4.5 The Persistent Role of Human Judgment
Technological revolutions often arrive with exaggerated expectations. While such narratives can mobilize investment and accelerate experimentation, they risk obscuring the enduring role of human judgment in complex systems. Machines may extend human capabilities, but they cannot replace the need for evidence-based reasoning, institutional design, and ethical deliberation. As AI becomes embedded in decision systems, the decisive question will not be machine capability but whether human governance remains anchored in the pursuit of evidence rather than technological promises.
5 > The Human Responsibility for Evidence
Throughout history, technological revolutions have repeatedly expanded the capabilities of human societies. Each wave of innovation—from the scientific revolution to the industrial age to the digital era, has been accompanied by visions of radical transformation. Artificial intelligence is the latest expression of this pattern. It promises to augment cognition, automate labor, and potentially reshape the economic foundations of civilization. Yet the deeper lesson of technological progress is that tools alone do not determine the trajectory of human development. What matters is the epistemic framework within which these tools are used.
Machines can accelerate the processing of information. They can extend the reach of analysis and amplify the scale at which data can be explored. But they cannot replace the fundamental processes through which humans generate and evaluate knowledge. The pursuit of evidence remains an inherently human responsibility.
As discussed earlier, a unit of evidence can be understood as the smallest verifiable observation used to assess the validity of a statement. Much like quarks and leptons form the elementary building blocks of physical matter, units of evidence form the elementary building blocks of knowledge systems. The integrity of those systems depends on the careful accumulation, verification, and interpretation of such units.
Artificial intelligence can assist in collecting and organizing evidence. It can help detect patterns that might otherwise remain hidden. Yet the act of questioning assumptions, interpreting meaning, and deciding which observations matter remains fundamentally human.
This distinction is crucial. When machines begin to replace rather than augment the processes of human inquiry, societies risk weakening the epistemic foundations that sustain progress. Cognitive delegation may improve short-term efficiency, but it can also erode the capacity for independent reasoning that generates new knowledge. Civilizational progress has therefore never been the product of technological capability alone. It has emerged from a delicate balance between innovation and reflection, between exploration and verification. When this balance is maintained, technological tools can accelerate discovery. When it is lost, progress risks becoming dependent on systems that humans no longer fully understand.

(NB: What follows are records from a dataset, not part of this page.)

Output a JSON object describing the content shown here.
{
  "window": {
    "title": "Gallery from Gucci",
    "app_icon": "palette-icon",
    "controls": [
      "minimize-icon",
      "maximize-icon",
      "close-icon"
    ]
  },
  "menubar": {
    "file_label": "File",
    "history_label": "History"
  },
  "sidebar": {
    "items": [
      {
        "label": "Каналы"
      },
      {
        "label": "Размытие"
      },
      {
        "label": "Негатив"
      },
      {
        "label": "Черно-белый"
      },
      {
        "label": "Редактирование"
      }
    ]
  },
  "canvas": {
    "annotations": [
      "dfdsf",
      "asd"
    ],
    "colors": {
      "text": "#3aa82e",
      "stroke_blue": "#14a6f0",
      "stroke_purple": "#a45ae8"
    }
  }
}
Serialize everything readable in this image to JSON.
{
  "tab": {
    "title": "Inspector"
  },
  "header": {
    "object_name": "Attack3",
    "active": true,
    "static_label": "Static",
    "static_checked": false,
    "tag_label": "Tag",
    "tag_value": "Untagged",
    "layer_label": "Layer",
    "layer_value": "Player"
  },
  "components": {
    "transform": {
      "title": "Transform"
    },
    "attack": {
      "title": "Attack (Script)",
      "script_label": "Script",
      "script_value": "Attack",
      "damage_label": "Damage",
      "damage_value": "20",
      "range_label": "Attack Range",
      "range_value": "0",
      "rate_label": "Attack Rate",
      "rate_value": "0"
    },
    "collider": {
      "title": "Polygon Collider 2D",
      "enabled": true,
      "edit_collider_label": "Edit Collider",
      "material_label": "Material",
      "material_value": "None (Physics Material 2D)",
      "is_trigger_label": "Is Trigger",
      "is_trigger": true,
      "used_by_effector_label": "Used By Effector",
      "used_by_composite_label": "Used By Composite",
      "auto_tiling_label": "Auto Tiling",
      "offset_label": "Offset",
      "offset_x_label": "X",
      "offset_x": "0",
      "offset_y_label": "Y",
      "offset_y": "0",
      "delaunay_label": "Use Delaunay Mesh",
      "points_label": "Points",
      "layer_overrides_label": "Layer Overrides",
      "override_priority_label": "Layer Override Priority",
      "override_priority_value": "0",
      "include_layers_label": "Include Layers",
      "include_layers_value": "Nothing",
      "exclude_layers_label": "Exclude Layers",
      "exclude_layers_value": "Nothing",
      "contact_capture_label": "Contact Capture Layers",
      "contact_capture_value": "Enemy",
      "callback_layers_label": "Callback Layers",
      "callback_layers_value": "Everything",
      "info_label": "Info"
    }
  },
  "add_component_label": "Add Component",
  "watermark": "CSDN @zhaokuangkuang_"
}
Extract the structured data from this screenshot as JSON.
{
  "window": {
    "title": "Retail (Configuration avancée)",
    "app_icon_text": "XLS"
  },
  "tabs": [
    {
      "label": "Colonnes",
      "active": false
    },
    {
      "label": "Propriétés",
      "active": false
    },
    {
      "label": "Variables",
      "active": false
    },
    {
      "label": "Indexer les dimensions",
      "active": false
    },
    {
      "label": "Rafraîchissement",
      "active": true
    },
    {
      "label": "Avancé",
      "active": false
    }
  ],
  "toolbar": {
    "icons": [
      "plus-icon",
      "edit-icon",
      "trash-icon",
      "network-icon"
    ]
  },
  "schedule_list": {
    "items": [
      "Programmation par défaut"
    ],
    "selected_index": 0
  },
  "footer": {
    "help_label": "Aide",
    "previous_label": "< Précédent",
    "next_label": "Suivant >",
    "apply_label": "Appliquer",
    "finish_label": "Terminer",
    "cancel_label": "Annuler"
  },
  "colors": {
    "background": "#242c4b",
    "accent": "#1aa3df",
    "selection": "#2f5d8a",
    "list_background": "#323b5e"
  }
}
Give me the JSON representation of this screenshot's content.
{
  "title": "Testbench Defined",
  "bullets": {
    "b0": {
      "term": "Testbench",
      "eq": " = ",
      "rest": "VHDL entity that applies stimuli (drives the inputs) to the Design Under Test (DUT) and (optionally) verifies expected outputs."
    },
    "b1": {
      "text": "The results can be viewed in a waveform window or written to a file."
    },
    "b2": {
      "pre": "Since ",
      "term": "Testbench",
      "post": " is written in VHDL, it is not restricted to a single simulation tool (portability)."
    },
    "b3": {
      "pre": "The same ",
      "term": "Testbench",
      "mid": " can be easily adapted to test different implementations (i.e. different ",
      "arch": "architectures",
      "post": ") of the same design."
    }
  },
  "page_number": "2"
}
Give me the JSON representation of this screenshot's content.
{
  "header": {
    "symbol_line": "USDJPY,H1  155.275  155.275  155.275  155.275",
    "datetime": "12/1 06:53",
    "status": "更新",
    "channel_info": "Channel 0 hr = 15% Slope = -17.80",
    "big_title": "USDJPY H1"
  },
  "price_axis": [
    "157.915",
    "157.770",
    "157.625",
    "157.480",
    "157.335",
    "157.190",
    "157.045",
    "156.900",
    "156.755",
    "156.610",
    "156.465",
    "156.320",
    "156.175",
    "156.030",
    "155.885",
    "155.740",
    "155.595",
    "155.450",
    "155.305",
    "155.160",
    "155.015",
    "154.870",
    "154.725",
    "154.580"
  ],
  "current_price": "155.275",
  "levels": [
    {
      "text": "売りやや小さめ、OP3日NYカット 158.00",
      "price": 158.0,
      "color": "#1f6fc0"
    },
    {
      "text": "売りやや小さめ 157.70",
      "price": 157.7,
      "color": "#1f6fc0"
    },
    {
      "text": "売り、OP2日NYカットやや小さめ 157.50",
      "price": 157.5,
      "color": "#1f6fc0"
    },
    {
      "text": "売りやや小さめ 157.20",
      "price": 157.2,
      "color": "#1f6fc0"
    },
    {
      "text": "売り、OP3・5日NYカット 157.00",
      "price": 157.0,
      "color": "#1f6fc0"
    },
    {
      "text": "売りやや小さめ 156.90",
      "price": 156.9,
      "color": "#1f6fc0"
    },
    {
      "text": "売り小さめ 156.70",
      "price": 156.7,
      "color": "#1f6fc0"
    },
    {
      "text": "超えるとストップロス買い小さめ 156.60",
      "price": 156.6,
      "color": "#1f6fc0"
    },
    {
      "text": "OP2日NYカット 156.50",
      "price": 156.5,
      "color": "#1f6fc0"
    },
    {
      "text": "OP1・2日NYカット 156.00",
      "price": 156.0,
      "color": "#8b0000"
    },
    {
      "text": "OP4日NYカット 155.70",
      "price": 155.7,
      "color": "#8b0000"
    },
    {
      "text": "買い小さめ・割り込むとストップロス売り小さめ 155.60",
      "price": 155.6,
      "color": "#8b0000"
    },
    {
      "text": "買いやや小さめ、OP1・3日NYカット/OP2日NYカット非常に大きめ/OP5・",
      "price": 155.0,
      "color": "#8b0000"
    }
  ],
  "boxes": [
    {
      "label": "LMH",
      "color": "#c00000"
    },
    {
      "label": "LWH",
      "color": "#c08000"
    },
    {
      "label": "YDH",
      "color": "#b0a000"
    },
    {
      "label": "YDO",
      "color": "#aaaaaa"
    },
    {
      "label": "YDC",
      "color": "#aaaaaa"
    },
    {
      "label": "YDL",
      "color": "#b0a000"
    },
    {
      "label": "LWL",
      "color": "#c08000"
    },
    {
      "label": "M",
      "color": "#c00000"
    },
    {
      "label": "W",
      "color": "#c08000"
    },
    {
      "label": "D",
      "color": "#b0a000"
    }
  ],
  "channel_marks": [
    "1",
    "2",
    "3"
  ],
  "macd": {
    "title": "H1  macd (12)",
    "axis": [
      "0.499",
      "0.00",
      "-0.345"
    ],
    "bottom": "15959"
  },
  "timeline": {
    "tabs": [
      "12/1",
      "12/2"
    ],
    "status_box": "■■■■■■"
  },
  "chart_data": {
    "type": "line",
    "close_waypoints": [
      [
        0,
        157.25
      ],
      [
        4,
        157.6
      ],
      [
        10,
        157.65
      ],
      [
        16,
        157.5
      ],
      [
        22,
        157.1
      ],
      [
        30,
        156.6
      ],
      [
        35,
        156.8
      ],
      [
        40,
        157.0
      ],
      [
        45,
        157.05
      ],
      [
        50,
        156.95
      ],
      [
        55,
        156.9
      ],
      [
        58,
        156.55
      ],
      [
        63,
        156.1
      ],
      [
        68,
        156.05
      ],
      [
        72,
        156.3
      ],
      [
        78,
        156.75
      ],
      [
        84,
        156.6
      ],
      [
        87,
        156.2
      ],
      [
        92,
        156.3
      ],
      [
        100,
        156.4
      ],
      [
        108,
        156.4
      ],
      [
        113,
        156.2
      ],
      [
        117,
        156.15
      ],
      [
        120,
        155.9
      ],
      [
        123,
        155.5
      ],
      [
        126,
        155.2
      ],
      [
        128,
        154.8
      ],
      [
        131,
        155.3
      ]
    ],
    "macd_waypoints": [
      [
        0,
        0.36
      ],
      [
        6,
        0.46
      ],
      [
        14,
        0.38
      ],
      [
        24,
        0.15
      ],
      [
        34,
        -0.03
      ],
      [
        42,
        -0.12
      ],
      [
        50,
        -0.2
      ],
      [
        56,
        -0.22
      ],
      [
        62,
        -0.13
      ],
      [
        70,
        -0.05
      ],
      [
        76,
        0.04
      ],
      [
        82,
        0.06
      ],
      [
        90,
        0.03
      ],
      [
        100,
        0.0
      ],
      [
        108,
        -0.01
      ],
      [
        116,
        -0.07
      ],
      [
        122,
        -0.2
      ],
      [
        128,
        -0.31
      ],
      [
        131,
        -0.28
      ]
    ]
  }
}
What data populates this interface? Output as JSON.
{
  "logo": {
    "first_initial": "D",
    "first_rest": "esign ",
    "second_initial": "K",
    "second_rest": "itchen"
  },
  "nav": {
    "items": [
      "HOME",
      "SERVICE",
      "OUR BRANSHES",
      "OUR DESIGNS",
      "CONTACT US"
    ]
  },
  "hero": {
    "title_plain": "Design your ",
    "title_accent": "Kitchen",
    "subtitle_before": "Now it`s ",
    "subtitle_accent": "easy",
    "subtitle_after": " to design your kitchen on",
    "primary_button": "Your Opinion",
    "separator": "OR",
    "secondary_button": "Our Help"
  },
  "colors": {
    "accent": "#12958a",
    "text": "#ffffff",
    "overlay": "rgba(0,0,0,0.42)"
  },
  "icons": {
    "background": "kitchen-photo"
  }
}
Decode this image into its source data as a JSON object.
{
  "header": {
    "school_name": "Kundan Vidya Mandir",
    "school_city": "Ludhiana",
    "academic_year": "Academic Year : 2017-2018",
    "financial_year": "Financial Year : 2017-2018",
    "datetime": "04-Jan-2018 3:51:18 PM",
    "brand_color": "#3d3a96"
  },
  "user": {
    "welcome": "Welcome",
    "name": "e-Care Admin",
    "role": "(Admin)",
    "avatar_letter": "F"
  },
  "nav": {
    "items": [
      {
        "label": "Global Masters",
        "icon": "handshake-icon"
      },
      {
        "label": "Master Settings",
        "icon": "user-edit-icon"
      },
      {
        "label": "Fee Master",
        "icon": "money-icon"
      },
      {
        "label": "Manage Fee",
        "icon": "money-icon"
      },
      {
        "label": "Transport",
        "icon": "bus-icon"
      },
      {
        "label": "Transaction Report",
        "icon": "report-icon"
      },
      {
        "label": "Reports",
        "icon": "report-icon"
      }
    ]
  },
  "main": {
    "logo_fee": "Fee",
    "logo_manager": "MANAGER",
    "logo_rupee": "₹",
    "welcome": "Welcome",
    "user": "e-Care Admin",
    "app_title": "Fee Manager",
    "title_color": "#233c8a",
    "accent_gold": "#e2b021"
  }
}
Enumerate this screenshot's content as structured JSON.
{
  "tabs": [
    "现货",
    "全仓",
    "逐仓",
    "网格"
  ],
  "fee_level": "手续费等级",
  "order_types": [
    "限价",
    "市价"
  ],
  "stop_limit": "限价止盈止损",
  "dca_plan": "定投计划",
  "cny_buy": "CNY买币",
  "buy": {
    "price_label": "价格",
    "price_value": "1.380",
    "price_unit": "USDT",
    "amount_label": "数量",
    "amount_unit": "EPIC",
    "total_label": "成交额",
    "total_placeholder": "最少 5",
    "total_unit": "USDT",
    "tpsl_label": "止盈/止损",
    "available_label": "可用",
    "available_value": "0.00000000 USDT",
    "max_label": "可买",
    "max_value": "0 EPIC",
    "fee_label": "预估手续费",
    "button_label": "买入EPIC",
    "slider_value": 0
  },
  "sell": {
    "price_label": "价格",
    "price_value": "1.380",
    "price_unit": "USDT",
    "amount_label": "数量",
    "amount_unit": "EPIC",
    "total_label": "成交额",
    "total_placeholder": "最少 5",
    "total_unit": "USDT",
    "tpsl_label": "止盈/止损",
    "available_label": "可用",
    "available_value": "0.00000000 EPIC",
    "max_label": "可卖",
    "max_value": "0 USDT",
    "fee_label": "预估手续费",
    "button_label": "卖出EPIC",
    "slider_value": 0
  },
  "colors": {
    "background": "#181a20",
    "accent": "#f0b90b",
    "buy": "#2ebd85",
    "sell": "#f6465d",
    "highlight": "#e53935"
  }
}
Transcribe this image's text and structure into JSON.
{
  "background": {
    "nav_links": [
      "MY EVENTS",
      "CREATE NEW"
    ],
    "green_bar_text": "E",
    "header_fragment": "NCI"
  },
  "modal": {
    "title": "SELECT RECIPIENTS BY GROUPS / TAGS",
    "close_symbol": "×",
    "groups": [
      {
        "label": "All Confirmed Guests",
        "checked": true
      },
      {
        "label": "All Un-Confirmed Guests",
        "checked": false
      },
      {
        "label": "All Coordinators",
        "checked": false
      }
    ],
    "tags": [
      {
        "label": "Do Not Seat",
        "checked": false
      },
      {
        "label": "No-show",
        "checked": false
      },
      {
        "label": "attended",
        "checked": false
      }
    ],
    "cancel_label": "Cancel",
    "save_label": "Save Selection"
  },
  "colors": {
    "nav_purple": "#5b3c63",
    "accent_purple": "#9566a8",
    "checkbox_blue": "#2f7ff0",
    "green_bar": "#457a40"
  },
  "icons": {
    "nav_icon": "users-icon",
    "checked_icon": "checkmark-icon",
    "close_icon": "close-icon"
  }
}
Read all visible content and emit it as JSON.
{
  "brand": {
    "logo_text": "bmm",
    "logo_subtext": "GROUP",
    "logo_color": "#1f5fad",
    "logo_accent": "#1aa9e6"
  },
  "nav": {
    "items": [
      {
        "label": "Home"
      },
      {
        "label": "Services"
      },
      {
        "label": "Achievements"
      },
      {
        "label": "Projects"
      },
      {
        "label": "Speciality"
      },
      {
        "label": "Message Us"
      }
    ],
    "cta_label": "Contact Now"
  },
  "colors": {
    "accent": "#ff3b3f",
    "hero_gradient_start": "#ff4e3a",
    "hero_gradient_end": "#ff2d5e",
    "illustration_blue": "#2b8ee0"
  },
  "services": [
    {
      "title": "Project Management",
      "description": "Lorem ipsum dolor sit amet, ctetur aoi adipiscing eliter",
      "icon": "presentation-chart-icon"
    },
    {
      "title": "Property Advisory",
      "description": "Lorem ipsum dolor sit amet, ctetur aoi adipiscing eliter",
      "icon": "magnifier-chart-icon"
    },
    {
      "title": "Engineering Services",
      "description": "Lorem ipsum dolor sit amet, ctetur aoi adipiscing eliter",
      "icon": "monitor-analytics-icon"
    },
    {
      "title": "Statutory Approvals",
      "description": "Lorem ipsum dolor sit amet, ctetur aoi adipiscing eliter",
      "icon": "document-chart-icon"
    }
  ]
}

The challenge of the present moment is thus not to resist technological development, but to situate it within a broader humanistic framework. Artificial intelligence should serve the pursuit of evidence rather than replace it. Machines can extend the frontier of inquiry, but they cannot define its direction. In the long arc of human history, progress has been driven by individuals and societies willing to question prevailing assumptions, test new ideas, and revise their beliefs in light of evidence. That responsibility cannot be delegated.
The machine may process information, but the pursuit of truth remains a human endeavor.